In this New Indian Express Article, Shankkar Aiyer, Visiting Fellow at IDFC Institute, weighs in on the seemingly low number of tax payers in India. In the article, Shankkar looks at why the number tax payers in India has been low historically and how this is a result of structural flaws in the system.
"Shankkar in the article writes: "The lament persists; thanks to the structural and systemic issues. At a structural level, tax policies have been deployed to achieve multiple objectives—from savings to investments to behavioural change. This has led to a plethora of exemptions, distortions and multiple failures.

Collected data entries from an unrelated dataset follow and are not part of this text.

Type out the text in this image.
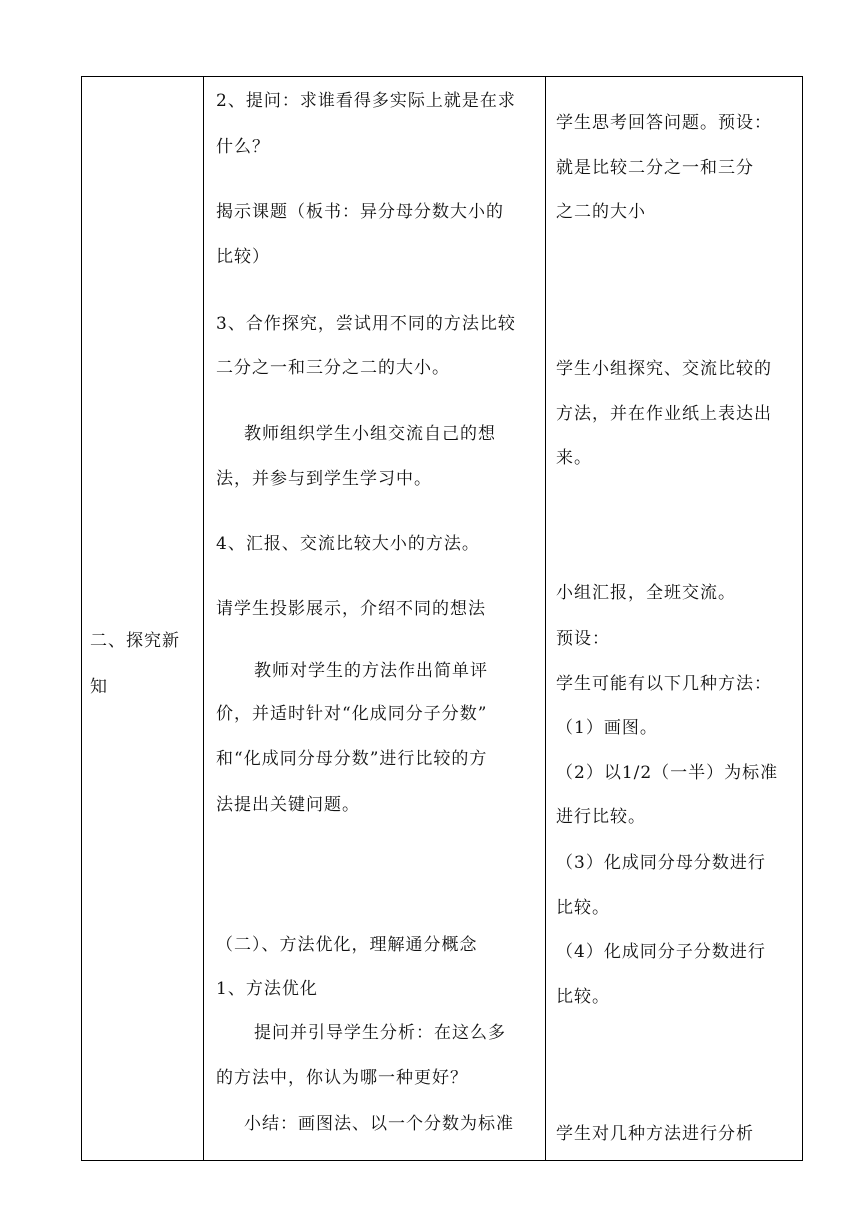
二、探究新
知
2、提问：求谁看得多实际上就是在求
什么？
揭示课题（板书：异分母分数大小的
比较）
3、合作探究，尝试用不同的方法比较
二分之一和三分之二的大小。
教师组织学生小组交流自己的想
法，并参与到学生学习中。
4、汇报、交流比较大小的方法。
请学生投影展示，介绍不同的想法
教师对学生的方法作出简单评
价，并适时针对“化成同分子分数”
和“化成同分母分数”进行比较的方
法提出关键问题。
（二）、方法优化，理解通分概念
1、方法优化
提问并引导学生分析：在这么多
的方法中，你认为哪一种更好？
小结：画图法、以一个分数为标准
学生思考回答问题。预设：
就是比较二分之一和三分
之二的大小
学生小组探究、交流比较的
方法，并在作业纸上表达出
来。
小组汇报，全班交流。
预设：
学生可能有以下几种方法：
（1）画图。
（2）以1/2（一半）为标准
进行比较。
（3）化成同分母分数进行
比较。
（4）化成同分子分数进行
比较。
学生对几种方法进行分析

This had been identified by the task force on Tax Reforms headed by Vijay Kelkar as early as in December 2002.
The task force had observed that the “myriad and often contradictory exemptions” have led to complexity and “such complexity is inherently regressive and therefore favours the rich and the powerful”. The recommendations included doing away with the fog of confusion in exemptions, reducing compliance costs and harassment. The task force also pushed for a tax on agricultural incomes. Governments since have cherry-picked recommendations. The Direct Tax code, which promised the overhaul of the Income Tax Act, has been in the making for well over a decade.
The systemic approach has been typically more of the same—perpetual pursuit of the middle class, professionals and the salaried class. Logic dictates that the focus should be on those outside the tax net, outside the formal system, on the scourge of the benami economy. It would be interesting, for instance, to cross reference number of business establishments, number of new businesses, number of new cabs, and also consumption data from GST with tax returns a year from now.
Compliance is a loaded phrase and the political class must accept that the business model of politics fails the moral hazards test. It is imperative that candidates and parties reveal where the money that they spend is coming from."